This is true story about a meaningful and blessed day in today’s America, this past Saturday. The last part first. If you are one of my writer friends, or if you are a reader, a lover, or a liar, go see the production of Fiction by Steven Dietz, through next weekend at the Dragon Theater in Redwood City. “I’ve grown interested in the fact that there are really three ‘pasts,’” said Dietz for program notes, “the past we remember, the past that we record and the past that actually happened.” We were treated to an excellent production and one of those complex, well-resolved and beautifully written scripts that you won’t want to miss. Get schedule and tickets here.
And it made me want to ask about every fiction that I read: where does it help, where does it hurt, and whom does it hurt? I leave it to you to extrapolate.
Jay and I saw Fiction with our friends, neighbors Carolyn and Darryl Compton. Carolyn is involved as a board member at the Dragon Theatre, and is an accomplished actor and supporter of Bay Area regional theatre.
At dinner, we talked with our friends about many pleasant things, including our morning at one of the UC Berkeley Class of ’68 Quarterly Gatherings. As a Cal ’69 alum, I have joined Jay ’68 and classmates at Gatherings and trips to Washington D.C. for over a dozen years. Yesterday morning at the Career Center, we listened to the Dean of Students Joseph Greenwell talk about all the many necessities outside the classroom provided by his division, which help students overcome difficulties and succeed at college and after graduation. This includes a whole unit to support the over 200 women a year who experience some kind of gender harassment or worse; letters sent to selected populations who might have felt threatened by election rhetoric; and preparations for the inevitable protest turnout on inauguration day. Generally speaking, our alumni group enjoys learning about both the academic and student support sides of campus, and to strategize about offering financial, mentoring or other assistance. Our principle project has been founding support and partner for the Center for Civility and Democratic Engagement in the Goldman School of Public Policy.
Back to dinner before the theatre, despite our day with people devoted to “civility and democratic engagement,” we were soon bemoaning changes ahead for America.
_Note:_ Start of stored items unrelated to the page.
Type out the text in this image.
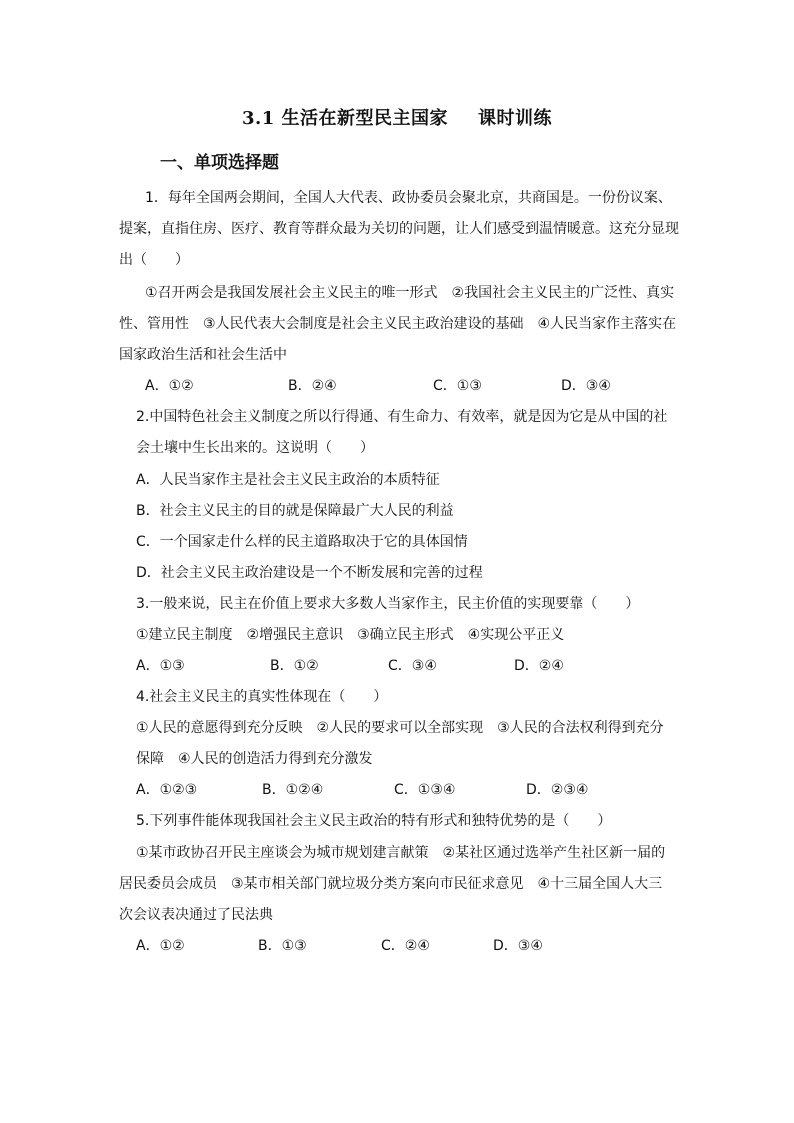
3.1 生活在新型民主国家 课时训练
一、单项选择题
1．每年全国两会期间，全国人大代表、政协委员会聚北京，共商国是。一份份议案、
提案，直指住房、医疗、教育等群众最为关切的问题，让人们感受到温情暖意。这充分显现
出（　　）
①召开两会是我国发展社会主义民主的唯一形式　②我国社会主义民主的广泛性、真实
性、管用性　③人民代表大会制度是社会主义民主政治建设的基础　④人民当家作主落实在
国家政治生活和社会生活中
A．①②	B．②④	C．①③	D．③④
2.中国特色社会主义制度之所以行得通、有生命力、有效率，就是因为它是从中国的社
会土壤中生长出来的。这说明（　　）
A．人民当家作主是社会主义民主政治的本质特征
B．社会主义民主的目的就是保障最广大人民的利益
C．一个国家走什么样的民主道路取决于它的具体国情
D．社会主义民主政治建设是一个不断发展和完善的过程
3.一般来说，民主在价值上要求大多数人当家作主，民主价值的实现要靠（　　）
①建立民主制度　②增强民主意识　③确立民主形式　④实现公平正义
A．①③	B．①②	C．③④	D．②④
4.社会主义民主的真实性体现在（　　）
①人民的意愿得到充分反映　②人民的要求可以全部实现　③人民的合法权利得到充分
保障　④人民的创造活力得到充分激发
A．①②③	B．①②④	C．①③④	D．②③④
5.下列事件能体现我国社会主义民主政治的特有形式和独特优势的是（　　）
①某市政协召开民主座谈会为城市规划建言献策　②某社区通过选举产生社区新一届的
居民委员会成员　③某市相关部门就垃圾分类方案向市民征求意见　④十三届全国人大三
次会议表决通过了民法典
A．①②	B．①③	C．②④	D．③④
And how the new president’s election will encourage bad behavior—police to harass more blacks, bigots to further marginalize and threaten Muslims, and on college campuses, greater numbers of young men to terrorize young women.
Despite post-election tremors and blues, many are thinking ahead, myself included, trying to figure out what to do next. Meanwhile, I know that my perspective is a gift, only partially earned, mostly a matter of luck.
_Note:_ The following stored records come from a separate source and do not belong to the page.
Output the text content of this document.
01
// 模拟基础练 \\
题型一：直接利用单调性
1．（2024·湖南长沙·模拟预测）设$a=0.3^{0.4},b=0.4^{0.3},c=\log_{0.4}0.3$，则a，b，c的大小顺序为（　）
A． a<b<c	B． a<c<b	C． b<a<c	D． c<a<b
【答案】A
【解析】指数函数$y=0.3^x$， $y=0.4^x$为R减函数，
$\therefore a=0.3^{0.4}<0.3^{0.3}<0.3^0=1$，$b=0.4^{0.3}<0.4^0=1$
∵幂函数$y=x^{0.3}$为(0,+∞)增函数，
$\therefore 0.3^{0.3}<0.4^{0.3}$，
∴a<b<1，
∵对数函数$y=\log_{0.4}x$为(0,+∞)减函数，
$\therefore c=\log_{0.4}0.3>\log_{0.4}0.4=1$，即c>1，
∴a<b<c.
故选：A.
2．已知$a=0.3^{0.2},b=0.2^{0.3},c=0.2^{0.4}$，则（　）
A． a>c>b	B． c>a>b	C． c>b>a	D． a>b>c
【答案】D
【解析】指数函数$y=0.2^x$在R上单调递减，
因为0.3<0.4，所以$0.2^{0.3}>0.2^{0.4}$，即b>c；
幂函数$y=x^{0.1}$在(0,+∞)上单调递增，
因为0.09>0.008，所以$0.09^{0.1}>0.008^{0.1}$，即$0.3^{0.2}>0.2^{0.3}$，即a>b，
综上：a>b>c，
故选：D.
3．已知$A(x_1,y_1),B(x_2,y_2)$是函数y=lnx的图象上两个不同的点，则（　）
That is my one fine – and conflicted – day in America. The true story of our lives today. Difficult to believe, but unfortunately, not fiction.
I’ve had your post queued up to read for a couple of days. What a coincidence! Yesterday, my cousin spontaneously contacted me to say she had an extra ticket for “Fiction.” I saw it last night. It was quite thought-provoking, especially for anyone who reads and writes fiction, and who is (or knows) a writer.
I’m quite comfortable with the idea of turning life events into fiction. I do it all the time in my own work (though I try to be more aware and less hurtful than the characters in “Fiction”). But I have a big problem with passing off fictions as truths, which seems to be no big deal these days. When the putative leader of the free world lies with impunity–and seems not to care one whit for the distinction between fact and fiction–then we are in a sorry place indeed.
Yes, the trend is quite disturbing. I would say that I fear for democracy, except that our nation has overcome many hurdles before this. I see the “lies” issue everywhere now, on all media. People are becoming aware, paying attention. Hopefully, working on it! Thanks for your comment and glad you found “Fiction” a meaningful theater experience!